I look around the kitchen, looking at everything except for Holden. We've had this conversation about Cody before, and I'm not in the mood to have it again. "Can I ask you something, inspector?"

From the corner of my eye, I see him grimace. He hates being called that about as much as he hates being deemed a handler.

'Just call me Holden,' he'd insisted. 'Not Inspector, not Marshal . . . just Holden.'

Holden is his last name, technically. I didn't even know that until I spotted it on some paperwork a few months back. United States Marshals Service Inspector Brian Holden.

I've never called him Brian.

He probably doesn't even realize I know that's his name.

"You can ask me anything," he says, tearing the manual away from me and tossing it across the room, onto the kitchen counter, when I start doodling in it again. "As long as you look at me when you do."

I stare at him, still clutching the pen, and defiantly start scribbling right on the top of the kitchen table. He doesn't stop me, knowing he really can't. The Marshals Service paid for this table, but it belongs to me. Holden wants to intervene, though. I can see his fingers twitching.

"Have you ever lost a witness?"

It's kind of funny, I think, that I'm considered a witness, considering I haven't witnessed a fucking thing. Unless the injustice of humanity counts . . .

He hesitates. "Define 'lost'."

"As in 'died'," I say. "Has anyone ever died on your watch?"

"No."

"Never?"

"Never," he says. "No witness has ever died that followed the rules."

"And the ones that didn't follow the rules? How many of them have died?"

"About thirty."

Thirty.

My father's personal body count is higher than that.

"Out of how many?"

"There are about seventeen thousand people under protection."

That momentarily leaves me speechless.

That's a lot of people living lives that don't belong to them. I wonder how many feel like me. I wonder how many leave because of it, how many risk death, risk becoming one of those unlucky thirty, just for the chance to be themselves again.

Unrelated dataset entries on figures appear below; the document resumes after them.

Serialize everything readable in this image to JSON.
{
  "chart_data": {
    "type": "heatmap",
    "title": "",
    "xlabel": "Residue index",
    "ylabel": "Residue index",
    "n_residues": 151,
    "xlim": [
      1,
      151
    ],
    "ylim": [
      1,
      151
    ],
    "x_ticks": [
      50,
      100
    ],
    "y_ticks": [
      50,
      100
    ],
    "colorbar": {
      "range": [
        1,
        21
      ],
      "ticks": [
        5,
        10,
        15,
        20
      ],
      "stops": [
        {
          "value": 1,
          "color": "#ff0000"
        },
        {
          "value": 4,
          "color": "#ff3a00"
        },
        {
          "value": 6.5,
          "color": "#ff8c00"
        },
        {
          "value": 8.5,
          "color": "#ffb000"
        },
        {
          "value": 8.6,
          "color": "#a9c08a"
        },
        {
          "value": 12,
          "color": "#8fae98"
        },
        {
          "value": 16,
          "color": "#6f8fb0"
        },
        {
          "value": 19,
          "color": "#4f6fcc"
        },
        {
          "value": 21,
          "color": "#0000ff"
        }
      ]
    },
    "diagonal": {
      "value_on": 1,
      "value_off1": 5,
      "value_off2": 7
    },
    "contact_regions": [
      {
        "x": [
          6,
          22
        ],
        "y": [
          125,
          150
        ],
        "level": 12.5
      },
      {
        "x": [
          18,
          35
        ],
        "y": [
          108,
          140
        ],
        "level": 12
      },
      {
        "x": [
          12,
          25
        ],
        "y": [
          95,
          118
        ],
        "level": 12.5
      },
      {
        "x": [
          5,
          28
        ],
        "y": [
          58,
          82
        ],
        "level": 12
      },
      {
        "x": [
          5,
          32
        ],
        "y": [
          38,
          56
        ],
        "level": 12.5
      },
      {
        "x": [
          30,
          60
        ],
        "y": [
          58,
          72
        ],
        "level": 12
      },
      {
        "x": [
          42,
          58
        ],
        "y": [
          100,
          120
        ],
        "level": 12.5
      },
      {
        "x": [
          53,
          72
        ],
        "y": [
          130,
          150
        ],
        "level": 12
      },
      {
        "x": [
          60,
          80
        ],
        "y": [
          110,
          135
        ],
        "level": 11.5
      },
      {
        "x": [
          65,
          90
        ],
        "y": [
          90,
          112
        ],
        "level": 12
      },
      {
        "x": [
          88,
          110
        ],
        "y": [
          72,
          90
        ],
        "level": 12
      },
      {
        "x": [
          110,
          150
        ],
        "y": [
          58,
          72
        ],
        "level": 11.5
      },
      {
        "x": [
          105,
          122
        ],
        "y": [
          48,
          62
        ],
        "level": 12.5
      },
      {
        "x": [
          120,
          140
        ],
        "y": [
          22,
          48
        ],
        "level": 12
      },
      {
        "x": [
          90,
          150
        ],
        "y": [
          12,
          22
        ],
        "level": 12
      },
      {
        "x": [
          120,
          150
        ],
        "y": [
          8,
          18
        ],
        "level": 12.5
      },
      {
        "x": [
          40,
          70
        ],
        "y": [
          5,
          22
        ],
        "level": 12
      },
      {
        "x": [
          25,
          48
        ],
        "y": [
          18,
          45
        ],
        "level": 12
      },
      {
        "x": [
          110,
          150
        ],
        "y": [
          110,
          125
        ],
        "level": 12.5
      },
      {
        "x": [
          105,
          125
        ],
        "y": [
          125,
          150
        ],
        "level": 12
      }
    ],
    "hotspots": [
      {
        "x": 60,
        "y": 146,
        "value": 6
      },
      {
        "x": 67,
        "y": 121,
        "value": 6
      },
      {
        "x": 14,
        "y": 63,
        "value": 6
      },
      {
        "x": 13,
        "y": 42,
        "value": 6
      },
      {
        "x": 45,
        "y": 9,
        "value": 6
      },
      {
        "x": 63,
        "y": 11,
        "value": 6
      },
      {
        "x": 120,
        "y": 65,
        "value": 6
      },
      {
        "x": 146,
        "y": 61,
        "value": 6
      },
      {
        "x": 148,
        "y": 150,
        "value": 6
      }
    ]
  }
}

"I know thirty doesn't seem like a lot," Holden continues. "But it's thirty lives we tried to save . . . lives we would've saved, if they had just followed the rules. It's a senseless death, and I pray to God there's never a thirty-one."

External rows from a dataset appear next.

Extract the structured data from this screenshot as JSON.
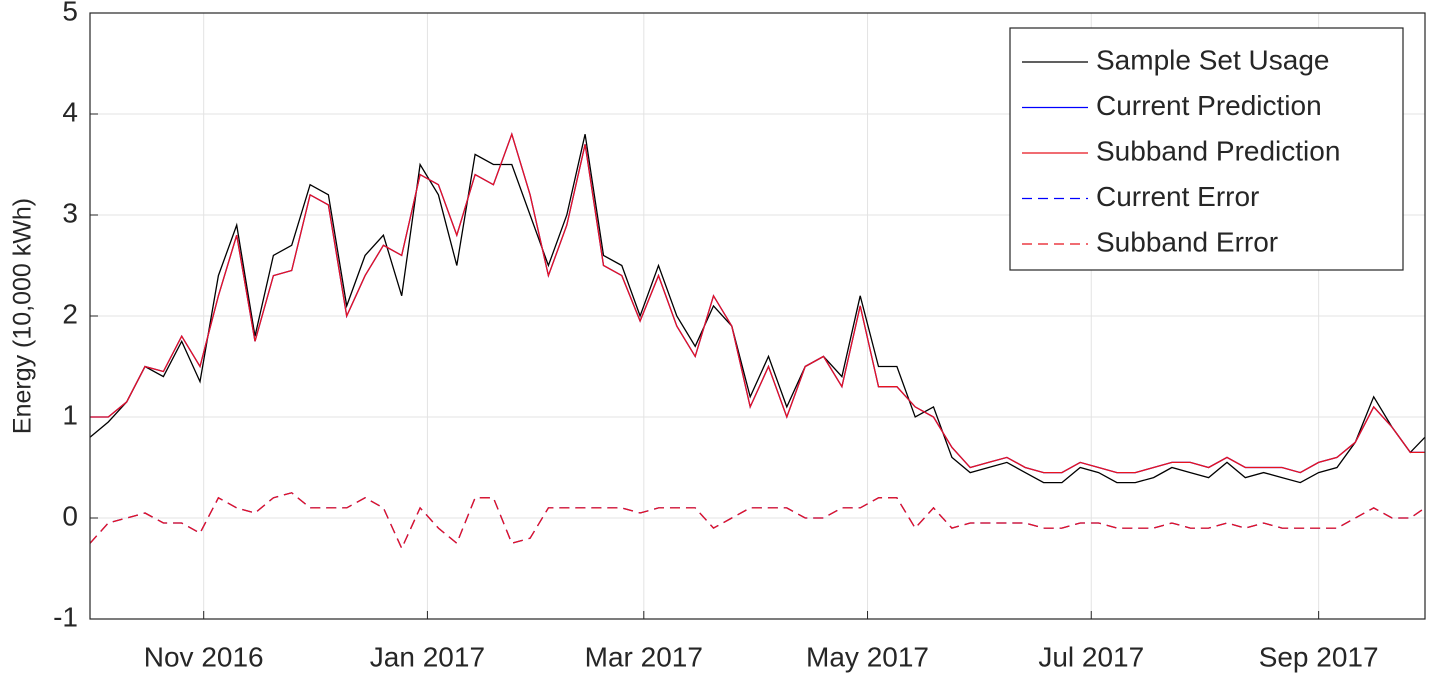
{
  "chart_data": {
    "type": "line",
    "ylabel": "Energy (10,000 kWh)",
    "xlim": [
      0,
      364
    ],
    "xticks": [
      {
        "value": 31,
        "label": "Nov 2016"
      },
      {
        "value": 92,
        "label": "Jan 2017"
      },
      {
        "value": 151,
        "label": "Mar 2017"
      },
      {
        "value": 212,
        "label": "May 2017"
      },
      {
        "value": 273,
        "label": "Jul 2017"
      },
      {
        "value": 335,
        "label": "Sep 2017"
      }
    ],
    "ylim": [
      -1,
      5
    ],
    "yticks": [
      -1,
      0,
      1,
      2,
      3,
      4,
      5
    ],
    "grid": true,
    "legend": "top-right",
    "x": [
      0,
      5,
      10,
      15,
      20,
      25,
      30,
      35,
      40,
      45,
      50,
      55,
      60,
      65,
      70,
      75,
      80,
      85,
      90,
      95,
      100,
      105,
      110,
      115,
      120,
      125,
      130,
      135,
      140,
      145,
      150,
      155,
      160,
      165,
      170,
      175,
      180,
      185,
      190,
      195,
      200,
      205,
      210,
      215,
      220,
      225,
      230,
      235,
      240,
      245,
      250,
      255,
      260,
      265,
      270,
      275,
      280,
      285,
      290,
      295,
      300,
      305,
      310,
      315,
      320,
      325,
      330,
      335,
      340,
      345,
      350,
      355,
      360,
      364
    ],
    "series": [
      {
        "name": "Sample Set Usage",
        "color": "#000000",
        "dash": false,
        "values": [
          0.8,
          0.95,
          1.15,
          1.5,
          1.4,
          1.75,
          1.35,
          2.4,
          2.9,
          1.8,
          2.6,
          2.7,
          3.3,
          3.2,
          2.1,
          2.6,
          2.8,
          2.2,
          3.5,
          3.2,
          2.5,
          3.6,
          3.5,
          3.5,
          3.0,
          2.5,
          3.0,
          3.8,
          2.6,
          2.5,
          2.0,
          2.5,
          2.0,
          1.7,
          2.1,
          1.9,
          1.2,
          1.6,
          1.1,
          1.5,
          1.6,
          1.4,
          2.2,
          1.5,
          1.5,
          1.0,
          1.1,
          0.6,
          0.45,
          0.5,
          0.55,
          0.45,
          0.35,
          0.35,
          0.5,
          0.45,
          0.35,
          0.35,
          0.4,
          0.5,
          0.45,
          0.4,
          0.55,
          0.4,
          0.45,
          0.4,
          0.35,
          0.45,
          0.5,
          0.75,
          1.2,
          0.9,
          0.65,
          0.8
        ]
      },
      {
        "name": "Current Prediction",
        "color": "#0000ff",
        "dash": false,
        "values": [
          1.0,
          1.0,
          1.15,
          1.5,
          1.45,
          1.8,
          1.5,
          2.2,
          2.8,
          1.75,
          2.4,
          2.45,
          3.2,
          3.1,
          2.0,
          2.4,
          2.7,
          2.6,
          3.4,
          3.3,
          2.8,
          3.4,
          3.3,
          3.8,
          3.2,
          2.4,
          2.9,
          3.7,
          2.5,
          2.4,
          1.95,
          2.4,
          1.9,
          1.6,
          2.2,
          1.9,
          1.1,
          1.5,
          1.0,
          1.5,
          1.6,
          1.3,
          2.1,
          1.3,
          1.3,
          1.1,
          1.0,
          0.7,
          0.5,
          0.55,
          0.6,
          0.5,
          0.45,
          0.45,
          0.55,
          0.5,
          0.45,
          0.45,
          0.5,
          0.55,
          0.55,
          0.5,
          0.6,
          0.5,
          0.5,
          0.5,
          0.45,
          0.55,
          0.6,
          0.75,
          1.1,
          0.9,
          0.65,
          0.65
        ]
      },
      {
        "name": "Subband Prediction",
        "color": "#e8141e",
        "dash": false,
        "values": [
          1.0,
          1.0,
          1.15,
          1.5,
          1.45,
          1.8,
          1.5,
          2.2,
          2.8,
          1.75,
          2.4,
          2.45,
          3.2,
          3.1,
          2.0,
          2.4,
          2.7,
          2.6,
          3.4,
          3.3,
          2.8,
          3.4,
          3.3,
          3.8,
          3.2,
          2.4,
          2.9,
          3.7,
          2.5,
          2.4,
          1.95,
          2.4,
          1.9,
          1.6,
          2.2,
          1.9,
          1.1,
          1.5,
          1.0,
          1.5,
          1.6,
          1.3,
          2.1,
          1.3,
          1.3,
          1.1,
          1.0,
          0.7,
          0.5,
          0.55,
          0.6,
          0.5,
          0.45,
          0.45,
          0.55,
          0.5,
          0.45,
          0.45,
          0.5,
          0.55,
          0.55,
          0.5,
          0.6,
          0.5,
          0.5,
          0.5,
          0.45,
          0.55,
          0.6,
          0.75,
          1.1,
          0.9,
          0.65,
          0.65
        ]
      },
      {
        "name": "Current Error",
        "color": "#0000ff",
        "dash": true,
        "values": [
          -0.25,
          -0.05,
          0,
          0.05,
          -0.05,
          -0.05,
          -0.15,
          0.2,
          0.1,
          0.05,
          0.2,
          0.25,
          0.1,
          0.1,
          0.1,
          0.2,
          0.1,
          -0.3,
          0.1,
          -0.1,
          -0.25,
          0.2,
          0.2,
          -0.25,
          -0.2,
          0.1,
          0.1,
          0.1,
          0.1,
          0.1,
          0.05,
          0.1,
          0.1,
          0.1,
          -0.1,
          0,
          0.1,
          0.1,
          0.1,
          0,
          0,
          0.1,
          0.1,
          0.2,
          0.2,
          -0.1,
          0.1,
          -0.1,
          -0.05,
          -0.05,
          -0.05,
          -0.05,
          -0.1,
          -0.1,
          -0.05,
          -0.05,
          -0.1,
          -0.1,
          -0.1,
          -0.05,
          -0.1,
          -0.1,
          -0.05,
          -0.1,
          -0.05,
          -0.1,
          -0.1,
          -0.1,
          -0.1,
          0,
          0.1,
          0,
          0,
          0.1
        ]
      },
      {
        "name": "Subband Error",
        "color": "#e8141e",
        "dash": true,
        "values": [
          -0.25,
          -0.05,
          0,
          0.05,
          -0.05,
          -0.05,
          -0.15,
          0.2,
          0.1,
          0.05,
          0.2,
          0.25,
          0.1,
          0.1,
          0.1,
          0.2,
          0.1,
          -0.3,
          0.1,
          -0.1,
          -0.25,
          0.2,
          0.2,
          -0.25,
          -0.2,
          0.1,
          0.1,
          0.1,
          0.1,
          0.1,
          0.05,
          0.1,
          0.1,
          0.1,
          -0.1,
          0,
          0.1,
          0.1,
          0.1,
          0,
          0,
          0.1,
          0.1,
          0.2,
          0.2,
          -0.1,
          0.1,
          -0.1,
          -0.05,
          -0.05,
          -0.05,
          -0.05,
          -0.1,
          -0.1,
          -0.05,
          -0.05,
          -0.1,
          -0.1,
          -0.1,
          -0.05,
          -0.1,
          -0.1,
          -0.05,
          -0.1,
          -0.05,
          -0.1,
          -0.1,
          -0.1,
          -0.1,
          0,
          0.1,
          0,
          0,
          0.1
        ]
      }
    ]
  }
}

I nod, tinkering with the pen, scratching marks into the table until Holden reaches his breaking point. He covers my hand with his own, prying the pen from my grip.

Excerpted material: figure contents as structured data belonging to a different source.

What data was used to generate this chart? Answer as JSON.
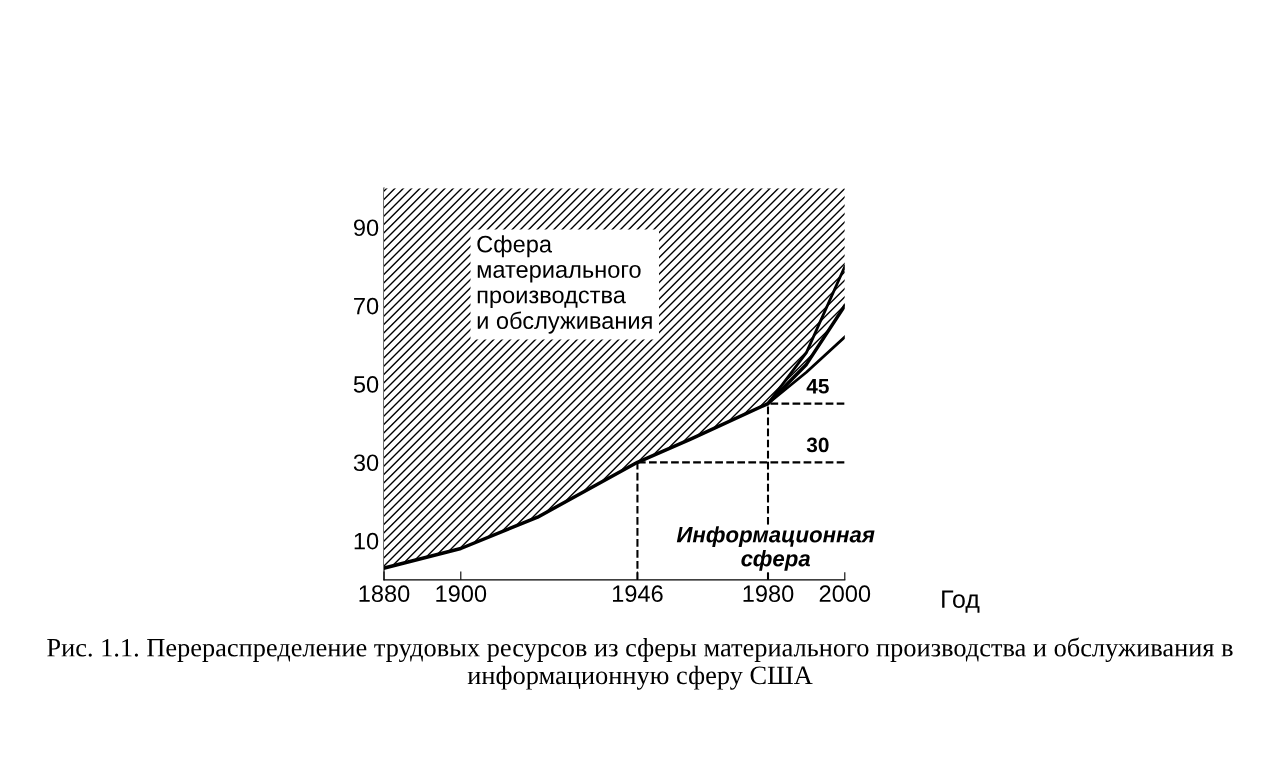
{
  "chart_data": {
    "type": "area",
    "stacked": true,
    "x": [
      1880,
      1900,
      1920,
      1946,
      1960,
      1980,
      1990,
      2000
    ],
    "series": [
      {
        "name": "Информационная сфера",
        "color": "#ffffff",
        "values": [
          3,
          8,
          16,
          30,
          36,
          45,
          55,
          70
        ]
      },
      {
        "name": "Сфера материального производства и обслуживания",
        "color": "#000000",
        "values": [
          97,
          92,
          84,
          70,
          64,
          55,
          45,
          30
        ]
      },
      {
        "type": "line",
        "color": "#000000",
        "x": [
          1980,
          1990,
          2000
        ],
        "values": [
          45,
          58,
          80
        ]
      },
      {
        "type": "line",
        "color": "#000000",
        "x": [
          1980,
          1990,
          2000
        ],
        "values": [
          45,
          53,
          62
        ]
      }
    ],
    "xlim": [
      1880,
      2000
    ],
    "xticks": [
      1880,
      1900,
      1946,
      1980,
      2000
    ],
    "ylim": [
      0,
      100
    ],
    "yticks": [
      10,
      30,
      50,
      70,
      90
    ],
    "xlabel": "Год",
    "ref_lines": [
      {
        "axis": "y",
        "value": 45,
        "label": "45",
        "line_style": "dashed"
      },
      {
        "axis": "y",
        "value": 30,
        "label": "30",
        "line_style": "dashed"
      },
      {
        "axis": "x",
        "value": 1946,
        "line_style": "dashed"
      },
      {
        "axis": "x",
        "value": 1980,
        "line_style": "dashed"
      }
    ],
    "annotations": [
      "Рис. 1.1. Перераспределение трудовых ресурсов из сферы материального производства и обслуживания в информационную сферу США"
    ],
    "grid": false
  }
}
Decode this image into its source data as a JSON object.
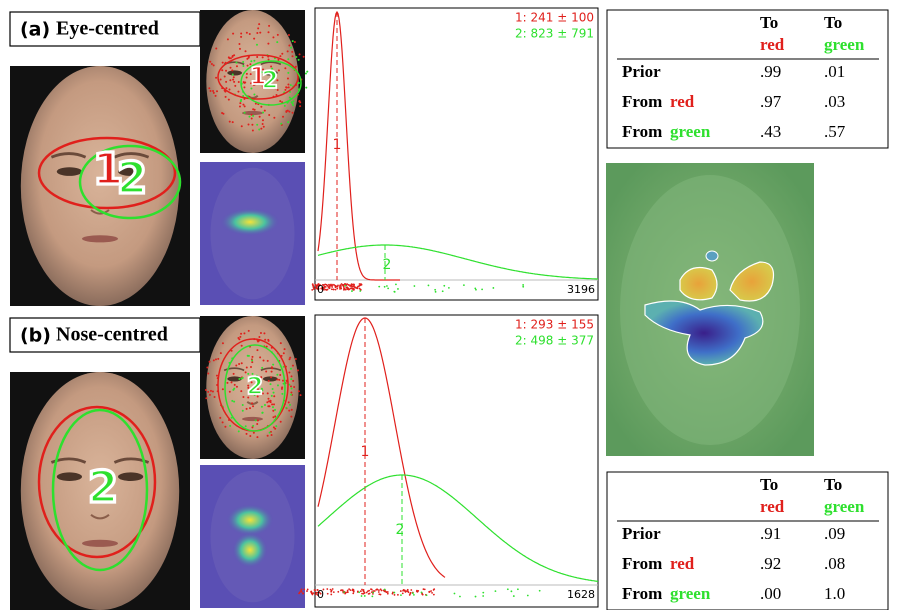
{
  "panels": [
    {
      "label": "(a)",
      "title": "Eye-centred",
      "face_labels": [
        "1",
        "2"
      ],
      "legend": [
        "1: 241 ± 100",
        "2: 823 ± 791"
      ],
      "axis": [
        "0",
        "3196"
      ],
      "curve_labels": [
        "1",
        "2"
      ]
    },
    {
      "label": "(b)",
      "title": "Nose-centred",
      "face_labels": [
        "2"
      ],
      "legend": [
        "1: 293 ± 155",
        "2: 498 ± 377"
      ],
      "axis": [
        "0",
        "1628"
      ],
      "curve_labels": [
        "1",
        "2"
      ]
    }
  ],
  "tables": [
    {
      "header": [
        [
          "To",
          "red"
        ],
        [
          "To",
          "green"
        ]
      ],
      "rows": [
        {
          "label": [
            "Prior"
          ],
          "values": [
            ".99",
            ".01"
          ]
        },
        {
          "label": [
            "From",
            "red"
          ],
          "values": [
            ".97",
            ".03"
          ]
        },
        {
          "label": [
            "From",
            "green"
          ],
          "values": [
            ".43",
            ".57"
          ]
        }
      ]
    },
    {
      "header": [
        [
          "To",
          "red"
        ],
        [
          "To",
          "green"
        ]
      ],
      "rows": [
        {
          "label": [
            "Prior"
          ],
          "values": [
            ".91",
            ".09"
          ]
        },
        {
          "label": [
            "From",
            "red"
          ],
          "values": [
            ".92",
            ".08"
          ]
        },
        {
          "label": [
            "From",
            "green"
          ],
          "values": [
            ".00",
            "1.0"
          ]
        }
      ]
    }
  ]
}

"The program works, Gracie," he says, pocketing the pen before I can take it back. "You just have to learn to work with it."

Standing, Holden starts gathering his things, and I watch as he pulls himself together to leave. The tie goes on, his badged slipped around his neck, before he puts on his holster to conceal his gun beneath his coat.

I know he's still standing in front of me, but I suddenly feel utterly alone.

"I have some other business to attend to, so it'll be a while before I make another scheduled visit," he says. "It'll probably be closer to Christmas."

Christmas.

It's only three weeks, but it feels so far away.

He's never stayed gone so long before.

"Call me if you need me," he says, pulling out an envelope and dropping it on the table. "Here's your stipend for the month."

I grab the envelope, pulling it into my lap, and skim through the cash as he finishes getting ready. There's fifteen hundred dollars in it. My father used to leave me that much when he left for a weekend.

Holden strolls around the table to where I'm sitting on his way to the door, placing his hand on my shoulder and squeezing. "Happy Birthday, Gracie. Here's to many more . . ."

The sound of tapping glass was so faint I felt like it had to be a figment of my imagination, a phantom echo from somewhere deep down in my soul. My head turned, slowly, the sense of disappointment already brewing in my gut, preparing for the let down.